According to Jewish customs, mourners will pray three times a day. This is called the Kaddish and is an essential prayer that both acknowledges the mourner’s pain and God’s goodness in the midst of their trial.

If you experience this while present you may participate in reciting the prayer with the mourner. You might hear other Jewish funeral prayers spoken during your visit, as well.


When you leave a mourner’s home, you don’t say goodbye. Instead, you offer a traditional phrase such as, “May God comfort you” or “May God comfort you among the mourners of Zion and Jerusalem.” The mourner is not required to acknowledge your departure and remains seated.

What Should You Bring to a Shiva Call? 

The mourner is required to abstain from cooking, serving, cleaning, and performing daily tasks, so it's always nice to bring something to shiva. It’s a time set apart for mourning and should be supported by the community.

Because of this focus, it’s helpful when callers bring food items for the mourner and their immediate family to eat. 

Food to bring

When bringing any food, be sure you’re aware of dietary restrictions in addition to making sure the food you bring is Kosher. You can bring items such as:

  • Nuts and dried fruit
  • Cut up fresh fruit
  • Finger foods
  • Challah bread
  • Baked goods
  • Soup
  • Frozen meals

Food to avoid

A good rule of thumb is to never bring anything that requires a significant amount of prep work. You should also avoid non-Kosher items.

Even if the family does not follow Kosher rules, some visiting guests might.

What Should You Wear to a Shiva Call? 

As with any event centered around mourning, your clothing should be modest and appropriate. 

Men’s attire can be simple. Oftentimes, you will want to wear long pants and a nice button-down shirt. Think business appropriate.

For women, it is encouraged to wear a skirt or dress with a hem below the knees. You may want to err on the more conservative side in general, as some families may be Orthodox. The same thing goes for a woman’s top. Usually having something that covers the arms fully helps. A nice blouse with a cardigan in muted colors, like dark blue or grey, is a good way to go. 

A Shiva Call is All About Support

When paying someone a call during shiva, you’re taking time out of your day and week to show them that you’re there for them and not only that, but that you recognize and validate their loss.

This act reinforces their right to mourn and grieve, in addition to showing them that they are not alone. If there is one thing you can do to support a mourning Jewish friend or neighbor, pay them a shiva call. They will remember the kindness and support.

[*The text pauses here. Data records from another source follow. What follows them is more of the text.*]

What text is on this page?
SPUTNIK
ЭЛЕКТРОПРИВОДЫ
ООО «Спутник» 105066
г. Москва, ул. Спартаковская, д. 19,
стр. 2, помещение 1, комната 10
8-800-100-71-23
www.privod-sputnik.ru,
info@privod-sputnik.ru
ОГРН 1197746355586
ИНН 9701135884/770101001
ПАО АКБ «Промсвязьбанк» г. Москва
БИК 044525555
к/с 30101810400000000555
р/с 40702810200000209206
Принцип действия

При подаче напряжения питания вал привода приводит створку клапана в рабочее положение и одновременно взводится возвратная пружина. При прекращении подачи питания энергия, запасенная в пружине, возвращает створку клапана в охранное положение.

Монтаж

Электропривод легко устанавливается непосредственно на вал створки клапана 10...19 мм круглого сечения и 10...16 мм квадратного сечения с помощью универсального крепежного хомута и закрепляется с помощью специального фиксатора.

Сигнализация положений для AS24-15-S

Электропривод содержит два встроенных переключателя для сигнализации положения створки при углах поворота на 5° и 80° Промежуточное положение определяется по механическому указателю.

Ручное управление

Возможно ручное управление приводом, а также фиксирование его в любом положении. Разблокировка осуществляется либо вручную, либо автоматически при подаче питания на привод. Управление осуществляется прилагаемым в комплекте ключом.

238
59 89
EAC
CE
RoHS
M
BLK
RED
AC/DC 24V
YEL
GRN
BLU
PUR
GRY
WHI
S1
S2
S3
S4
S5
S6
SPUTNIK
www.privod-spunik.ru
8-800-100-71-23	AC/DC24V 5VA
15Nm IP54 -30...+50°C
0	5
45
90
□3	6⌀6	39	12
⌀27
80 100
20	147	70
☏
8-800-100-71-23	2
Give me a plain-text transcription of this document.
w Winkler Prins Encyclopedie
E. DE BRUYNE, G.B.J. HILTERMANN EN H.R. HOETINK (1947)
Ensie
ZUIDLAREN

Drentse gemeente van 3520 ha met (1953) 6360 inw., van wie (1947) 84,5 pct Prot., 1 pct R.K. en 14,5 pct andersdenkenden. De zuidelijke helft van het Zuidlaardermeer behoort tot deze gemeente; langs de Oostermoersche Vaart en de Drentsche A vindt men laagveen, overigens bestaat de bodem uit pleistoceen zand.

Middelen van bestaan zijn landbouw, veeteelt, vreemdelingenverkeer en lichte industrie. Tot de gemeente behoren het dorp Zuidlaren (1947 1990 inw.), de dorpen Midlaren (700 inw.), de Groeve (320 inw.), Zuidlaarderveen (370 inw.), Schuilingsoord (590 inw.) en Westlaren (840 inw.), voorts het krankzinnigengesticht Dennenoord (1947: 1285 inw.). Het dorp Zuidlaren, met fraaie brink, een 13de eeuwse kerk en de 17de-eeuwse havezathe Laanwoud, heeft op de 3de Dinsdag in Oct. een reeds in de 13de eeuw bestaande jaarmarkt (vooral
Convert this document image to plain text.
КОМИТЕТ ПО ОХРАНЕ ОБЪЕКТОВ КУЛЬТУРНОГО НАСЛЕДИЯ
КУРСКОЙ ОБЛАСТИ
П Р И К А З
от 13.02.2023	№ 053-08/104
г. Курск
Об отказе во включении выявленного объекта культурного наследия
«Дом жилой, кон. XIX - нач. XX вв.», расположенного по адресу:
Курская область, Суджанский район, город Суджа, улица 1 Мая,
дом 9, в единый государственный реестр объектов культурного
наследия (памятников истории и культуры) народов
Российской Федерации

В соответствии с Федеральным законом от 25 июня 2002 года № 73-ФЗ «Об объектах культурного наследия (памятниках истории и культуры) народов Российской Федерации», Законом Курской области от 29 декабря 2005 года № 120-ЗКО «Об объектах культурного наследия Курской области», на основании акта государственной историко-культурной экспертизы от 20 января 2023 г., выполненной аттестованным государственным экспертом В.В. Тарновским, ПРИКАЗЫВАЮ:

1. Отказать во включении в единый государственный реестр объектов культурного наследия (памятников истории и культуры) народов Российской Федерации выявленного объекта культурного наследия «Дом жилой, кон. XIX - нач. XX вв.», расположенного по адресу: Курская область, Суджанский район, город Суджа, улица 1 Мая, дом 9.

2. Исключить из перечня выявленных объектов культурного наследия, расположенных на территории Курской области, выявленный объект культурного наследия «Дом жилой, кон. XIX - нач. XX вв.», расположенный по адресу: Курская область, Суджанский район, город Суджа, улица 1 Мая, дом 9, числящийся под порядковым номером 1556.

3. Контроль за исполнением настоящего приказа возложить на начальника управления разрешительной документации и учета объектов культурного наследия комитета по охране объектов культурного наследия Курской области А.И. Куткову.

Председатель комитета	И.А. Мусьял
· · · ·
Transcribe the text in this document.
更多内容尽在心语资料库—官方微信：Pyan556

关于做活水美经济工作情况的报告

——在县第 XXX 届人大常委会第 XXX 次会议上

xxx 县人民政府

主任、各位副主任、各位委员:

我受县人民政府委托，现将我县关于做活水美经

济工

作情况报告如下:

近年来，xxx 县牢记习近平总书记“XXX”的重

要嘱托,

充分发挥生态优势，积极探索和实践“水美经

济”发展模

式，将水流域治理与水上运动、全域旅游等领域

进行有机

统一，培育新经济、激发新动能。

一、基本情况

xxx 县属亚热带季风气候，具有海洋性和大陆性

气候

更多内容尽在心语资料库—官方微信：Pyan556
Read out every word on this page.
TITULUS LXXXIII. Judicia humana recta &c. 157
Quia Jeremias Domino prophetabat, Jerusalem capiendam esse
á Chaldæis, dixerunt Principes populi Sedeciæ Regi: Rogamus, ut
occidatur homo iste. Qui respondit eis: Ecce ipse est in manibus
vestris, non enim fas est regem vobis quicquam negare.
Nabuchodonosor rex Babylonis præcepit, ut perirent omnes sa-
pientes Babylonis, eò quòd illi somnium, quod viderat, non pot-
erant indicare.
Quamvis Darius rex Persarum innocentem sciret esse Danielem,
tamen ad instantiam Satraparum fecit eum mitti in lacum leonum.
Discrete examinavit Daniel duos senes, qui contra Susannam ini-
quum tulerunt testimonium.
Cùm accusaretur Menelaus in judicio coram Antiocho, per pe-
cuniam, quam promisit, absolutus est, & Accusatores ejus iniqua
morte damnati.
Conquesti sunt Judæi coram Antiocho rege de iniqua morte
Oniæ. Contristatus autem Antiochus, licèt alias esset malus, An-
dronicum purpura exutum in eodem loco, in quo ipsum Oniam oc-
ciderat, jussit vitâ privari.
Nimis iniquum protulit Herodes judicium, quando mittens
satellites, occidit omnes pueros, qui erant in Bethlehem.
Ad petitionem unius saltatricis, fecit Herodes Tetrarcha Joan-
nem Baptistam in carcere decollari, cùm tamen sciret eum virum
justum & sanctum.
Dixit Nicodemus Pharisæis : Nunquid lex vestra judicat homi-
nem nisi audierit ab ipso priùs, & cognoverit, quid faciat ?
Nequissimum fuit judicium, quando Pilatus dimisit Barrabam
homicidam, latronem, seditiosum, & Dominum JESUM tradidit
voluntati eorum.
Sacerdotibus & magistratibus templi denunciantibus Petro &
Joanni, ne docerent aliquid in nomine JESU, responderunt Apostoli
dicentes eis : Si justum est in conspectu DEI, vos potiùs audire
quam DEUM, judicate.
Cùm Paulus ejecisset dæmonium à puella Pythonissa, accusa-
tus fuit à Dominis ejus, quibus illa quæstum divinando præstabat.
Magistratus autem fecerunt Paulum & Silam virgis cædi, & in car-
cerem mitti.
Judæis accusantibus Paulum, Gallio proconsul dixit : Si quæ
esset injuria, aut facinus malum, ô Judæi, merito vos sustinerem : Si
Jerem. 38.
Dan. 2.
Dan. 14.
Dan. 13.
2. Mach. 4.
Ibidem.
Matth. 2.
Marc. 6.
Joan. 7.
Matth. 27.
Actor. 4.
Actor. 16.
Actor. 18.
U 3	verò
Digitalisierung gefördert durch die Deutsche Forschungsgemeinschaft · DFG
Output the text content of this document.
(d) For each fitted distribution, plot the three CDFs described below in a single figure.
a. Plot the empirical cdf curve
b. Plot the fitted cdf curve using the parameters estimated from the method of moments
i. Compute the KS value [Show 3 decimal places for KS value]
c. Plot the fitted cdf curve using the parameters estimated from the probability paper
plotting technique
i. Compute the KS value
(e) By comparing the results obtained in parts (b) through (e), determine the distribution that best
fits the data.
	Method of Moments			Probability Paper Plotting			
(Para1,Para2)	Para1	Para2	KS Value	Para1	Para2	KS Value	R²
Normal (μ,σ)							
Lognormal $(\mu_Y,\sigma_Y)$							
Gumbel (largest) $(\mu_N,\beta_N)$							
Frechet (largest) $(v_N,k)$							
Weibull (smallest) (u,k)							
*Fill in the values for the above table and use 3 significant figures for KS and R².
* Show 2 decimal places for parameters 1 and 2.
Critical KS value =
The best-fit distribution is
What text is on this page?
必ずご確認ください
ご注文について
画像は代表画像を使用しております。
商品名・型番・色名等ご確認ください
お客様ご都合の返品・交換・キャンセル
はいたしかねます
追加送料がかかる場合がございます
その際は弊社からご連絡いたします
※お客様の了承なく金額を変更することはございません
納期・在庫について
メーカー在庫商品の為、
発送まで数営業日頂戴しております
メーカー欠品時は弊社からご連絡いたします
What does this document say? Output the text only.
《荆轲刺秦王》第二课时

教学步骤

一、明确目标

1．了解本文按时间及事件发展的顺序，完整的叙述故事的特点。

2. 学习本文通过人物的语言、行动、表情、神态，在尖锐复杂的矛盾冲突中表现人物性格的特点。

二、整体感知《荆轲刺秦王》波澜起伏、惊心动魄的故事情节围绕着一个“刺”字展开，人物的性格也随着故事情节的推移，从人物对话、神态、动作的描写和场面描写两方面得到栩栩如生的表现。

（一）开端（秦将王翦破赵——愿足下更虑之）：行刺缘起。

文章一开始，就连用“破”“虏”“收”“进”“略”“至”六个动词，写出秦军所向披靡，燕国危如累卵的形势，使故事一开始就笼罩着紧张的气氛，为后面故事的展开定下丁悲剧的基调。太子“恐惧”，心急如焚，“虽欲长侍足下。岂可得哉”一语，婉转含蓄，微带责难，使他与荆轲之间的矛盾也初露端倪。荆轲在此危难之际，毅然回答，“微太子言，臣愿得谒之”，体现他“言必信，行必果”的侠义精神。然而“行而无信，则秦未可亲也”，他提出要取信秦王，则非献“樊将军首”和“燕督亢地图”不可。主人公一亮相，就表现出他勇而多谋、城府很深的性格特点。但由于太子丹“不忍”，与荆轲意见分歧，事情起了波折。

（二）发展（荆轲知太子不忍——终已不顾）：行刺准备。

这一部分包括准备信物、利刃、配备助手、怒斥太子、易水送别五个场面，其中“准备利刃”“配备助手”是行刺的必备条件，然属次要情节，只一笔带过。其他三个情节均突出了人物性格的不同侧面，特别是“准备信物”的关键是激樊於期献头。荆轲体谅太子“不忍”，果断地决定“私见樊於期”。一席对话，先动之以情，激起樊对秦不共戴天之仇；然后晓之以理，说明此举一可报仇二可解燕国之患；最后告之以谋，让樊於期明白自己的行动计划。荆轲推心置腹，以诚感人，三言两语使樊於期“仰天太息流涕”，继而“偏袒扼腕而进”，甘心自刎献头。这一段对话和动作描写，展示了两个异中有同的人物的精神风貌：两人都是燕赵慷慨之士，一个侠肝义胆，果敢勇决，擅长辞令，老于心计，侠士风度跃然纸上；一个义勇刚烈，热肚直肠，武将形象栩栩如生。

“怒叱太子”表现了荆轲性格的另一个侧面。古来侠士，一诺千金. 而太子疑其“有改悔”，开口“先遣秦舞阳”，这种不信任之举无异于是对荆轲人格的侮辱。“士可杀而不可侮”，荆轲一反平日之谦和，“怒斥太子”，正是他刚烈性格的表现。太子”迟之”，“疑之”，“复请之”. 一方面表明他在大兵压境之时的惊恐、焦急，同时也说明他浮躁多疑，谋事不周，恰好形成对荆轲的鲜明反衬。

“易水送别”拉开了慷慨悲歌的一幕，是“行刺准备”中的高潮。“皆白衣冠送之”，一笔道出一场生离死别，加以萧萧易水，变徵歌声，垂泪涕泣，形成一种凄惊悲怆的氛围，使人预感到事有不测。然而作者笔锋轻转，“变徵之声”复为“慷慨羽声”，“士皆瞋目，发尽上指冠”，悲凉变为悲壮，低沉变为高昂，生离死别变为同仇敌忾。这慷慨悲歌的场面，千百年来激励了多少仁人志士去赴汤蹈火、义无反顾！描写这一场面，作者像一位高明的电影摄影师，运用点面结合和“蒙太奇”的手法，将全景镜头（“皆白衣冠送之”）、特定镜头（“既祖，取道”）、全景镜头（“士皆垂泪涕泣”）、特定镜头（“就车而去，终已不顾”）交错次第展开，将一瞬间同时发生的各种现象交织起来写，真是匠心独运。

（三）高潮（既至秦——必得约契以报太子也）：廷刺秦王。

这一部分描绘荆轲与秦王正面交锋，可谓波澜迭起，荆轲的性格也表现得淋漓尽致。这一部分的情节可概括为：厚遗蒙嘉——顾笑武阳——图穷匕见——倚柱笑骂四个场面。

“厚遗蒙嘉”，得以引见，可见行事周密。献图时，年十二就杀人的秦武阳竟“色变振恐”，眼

  1. Slochower, Joyce. “The Theraputic Function of Shiva.” Tikkun, Tikkun Magazine, May-June 1993, www.tikkun.org/nextgen/.
  2. Popovsky, Mark. “Jewish Ritual, Reality, and Response at the End of Life.” Duke Institution on Care at End of Life, Duke University, May 2007, divinity.duke.edu/sites/divinity.duke.edu/files/documents/tmc/Jewish-Ritual.pdf.
  3. Kaplan, Arielle. “The Best Foods to Bring to Shiva.” Jewish Telegraphic Agency, The Nosher, July 31, 2019, https://www.jta.org/2019/07/31/food/the-best-foods-to-bring-to-shiva.
  4. Goldstein, Zalman. “The Rules of Shiva.” Chabad, Chabad, February 19, 2014, www.chabad.org/library/article_cdo/aid/370617/jewish/The-Rules-of-Shiva.htm.